Tom Hayes promised to pay the broker up to $100,000 to keep the Libor rate "as low as possible", jurors were told.
The court heard that, in a telephone call in 2008, Mr Hayes said: "If you keep fixes unchanged, I'll do a humongous deal with you.
"I'll, of course, support and pay you... $50,000, $100,000."
Mr Hayes, 35, a former UBS and Citigroup trader, is facing eight counts of conspiracy to defraud.
He denies the charges.
Mr Hayes faced similar allegations on Wednesday.

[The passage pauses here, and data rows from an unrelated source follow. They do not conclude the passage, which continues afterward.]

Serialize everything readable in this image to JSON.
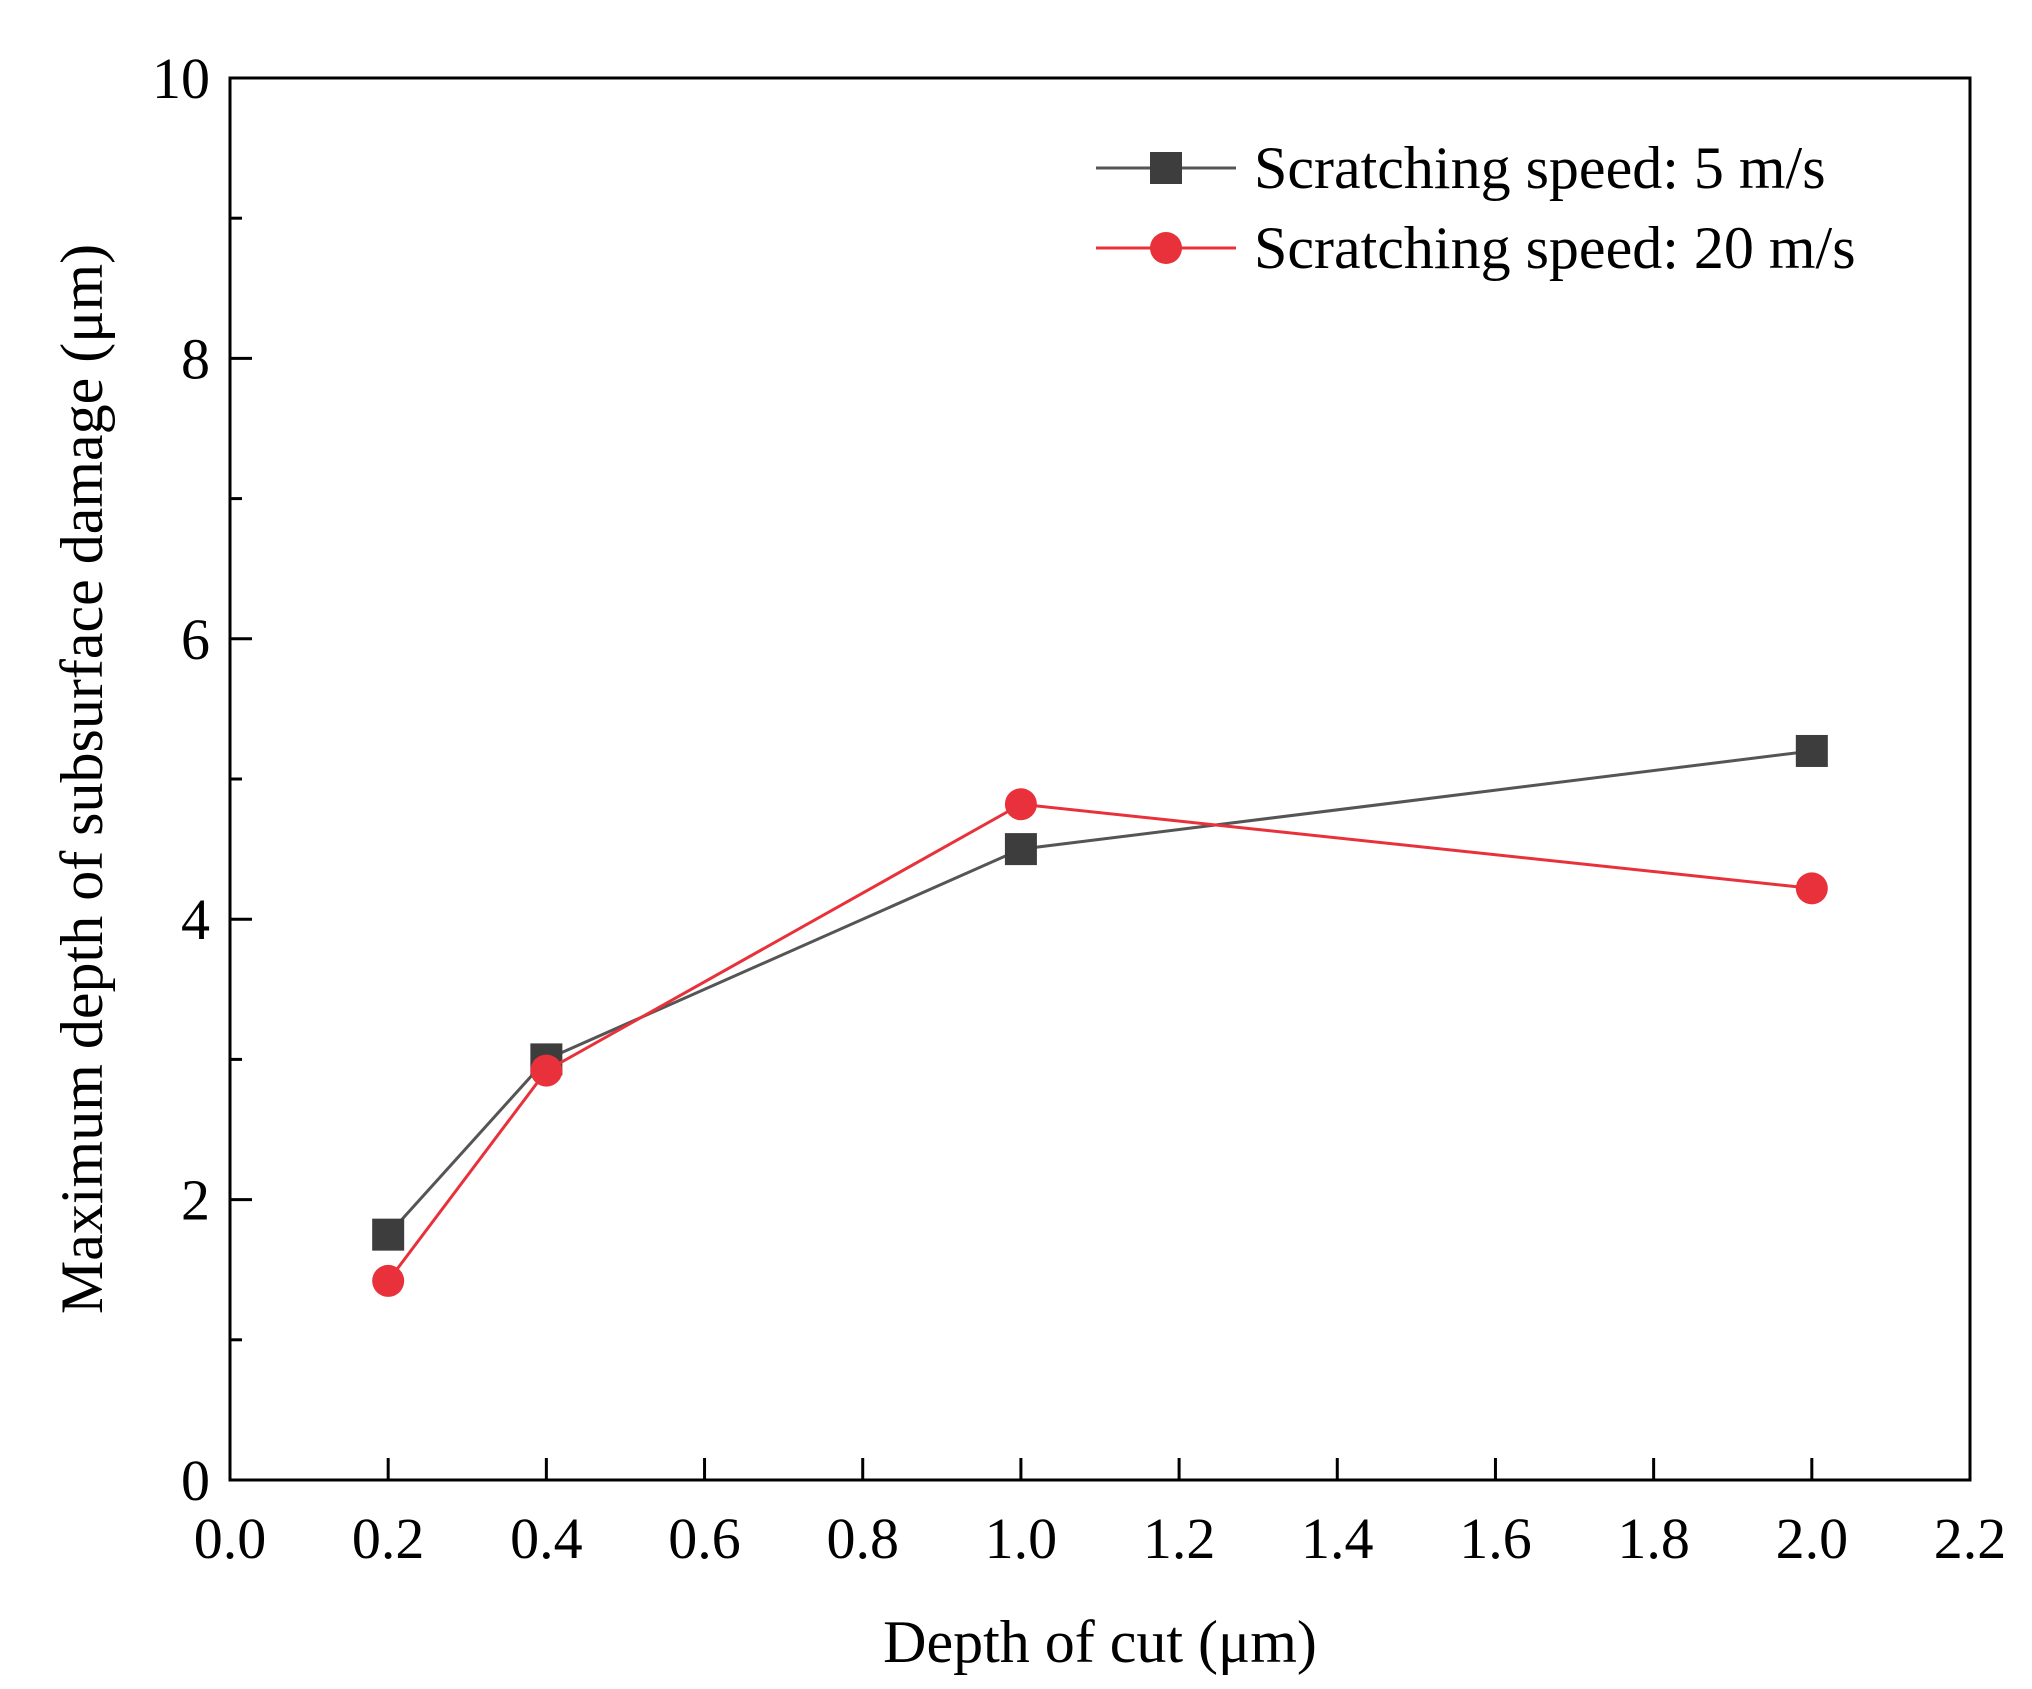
{
  "chart_data": {
    "type": "line",
    "title": "",
    "xlabel": "Depth of cut (μm)",
    "ylabel": "Maximum depth of subsurface damage (μm)",
    "xlim": [
      0.0,
      2.2
    ],
    "ylim": [
      0,
      10
    ],
    "x_ticks": [
      0.0,
      0.2,
      0.4,
      0.6,
      0.8,
      1.0,
      1.2,
      1.4,
      1.6,
      1.8,
      2.0,
      2.2
    ],
    "x_tick_labels": [
      "0.0",
      "0.2",
      "0.4",
      "0.6",
      "0.8",
      "1.0",
      "1.2",
      "1.4",
      "1.6",
      "1.8",
      "2.0",
      "2.2"
    ],
    "y_ticks": [
      0,
      2,
      4,
      6,
      8,
      10
    ],
    "y_tick_labels": [
      "0",
      "2",
      "4",
      "6",
      "8",
      "10"
    ],
    "y_minor_ticks": [
      1,
      3,
      5,
      7,
      9
    ],
    "grid": false,
    "legend_position": "top-right",
    "series": [
      {
        "name": "Scratching speed: 5 m/s",
        "marker": "square",
        "color": "#3d3d3d",
        "line_color": "#555555",
        "x": [
          0.2,
          0.4,
          1.0,
          2.0
        ],
        "values": [
          1.75,
          3.0,
          4.5,
          5.2
        ]
      },
      {
        "name": "Scratching speed: 20 m/s",
        "marker": "circle",
        "color": "#e8313a",
        "line_color": "#e8313a",
        "x": [
          0.2,
          0.4,
          1.0,
          2.0
        ],
        "values": [
          1.42,
          2.92,
          4.82,
          4.22
        ]
      }
    ]
  }
}
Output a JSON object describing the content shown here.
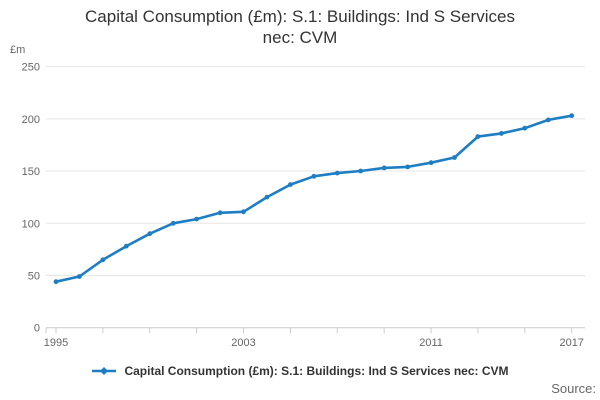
{
  "title_line1": "Capital Consumption (£m): S.1: Buildings: Ind S Services",
  "title_line2": "nec: CVM",
  "y_axis_unit": "£m",
  "source_label": "Source:",
  "legend": {
    "label": "Capital Consumption (£m): S.1: Buildings: Ind S Services nec: CVM"
  },
  "colors": {
    "line": "#1e7ec3",
    "grid": "#e6e6e6",
    "axis": "#cccccc",
    "tick_label": "#666666",
    "text": "#333333"
  },
  "chart_data": {
    "type": "line",
    "title": "Capital Consumption (£m): S.1: Buildings: Ind S Services nec: CVM",
    "xlabel": "",
    "ylabel": "£m",
    "x": [
      1995,
      1996,
      1997,
      1998,
      1999,
      2000,
      2001,
      2002,
      2003,
      2004,
      2005,
      2006,
      2007,
      2008,
      2009,
      2010,
      2011,
      2012,
      2013,
      2014,
      2015,
      2016,
      2017
    ],
    "series": [
      {
        "name": "Capital Consumption (£m): S.1: Buildings: Ind S Services nec: CVM",
        "values": [
          44,
          49,
          65,
          78,
          90,
          100,
          104,
          110,
          111,
          125,
          137,
          145,
          148,
          150,
          153,
          154,
          158,
          163,
          183,
          186,
          191,
          199,
          203
        ]
      }
    ],
    "ylim": [
      0,
      250
    ],
    "yticks": [
      0,
      50,
      100,
      150,
      200,
      250
    ],
    "xticks_labeled": [
      1995,
      2003,
      2011,
      2017
    ],
    "xtick_minor_step": 2,
    "grid": "horizontal",
    "legend_position": "bottom",
    "marker": "circle"
  }
}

The court heard that he discussed manipulating the Libor rate with Will Hall, a trader at RBS, in February 2007.
Mr Hayes said: "Three-month Libor is too high, 'cos I've kept it artificially high."
He said he had managed to do this by "being mates with the cash desks - [JP Morgan] Chase and I always help each other out".
Mr Hayes became an "increasingly dominant force" within his market by May 2008, Mukul Chawla QC told the jury.
Goldman Sachs offered Mr Hayes a guaranteed $3.2m for the year to join the bank, according to an email sent by UBS's head of European trades Sascha Prinz in 2008.
He refused Goldman Sachs' offer after UBS increased his pay.
Mr Hayes left UBS in September 2009 to join Citigroup, where he earned about $3.5m over nine months.
Libor - the London Interbank Offered Rate - is an interest rate used by banks around the world to set the price of financial products worth trillions of pounds.
Mr Hayes, from Fleet, Hampshire, was first arrested in 2012 before being formally charged in June 2013 with eight counts of conspiracy to defraud over the period 2006 to 2010.
The trial continues at Southwark Crown Court in London.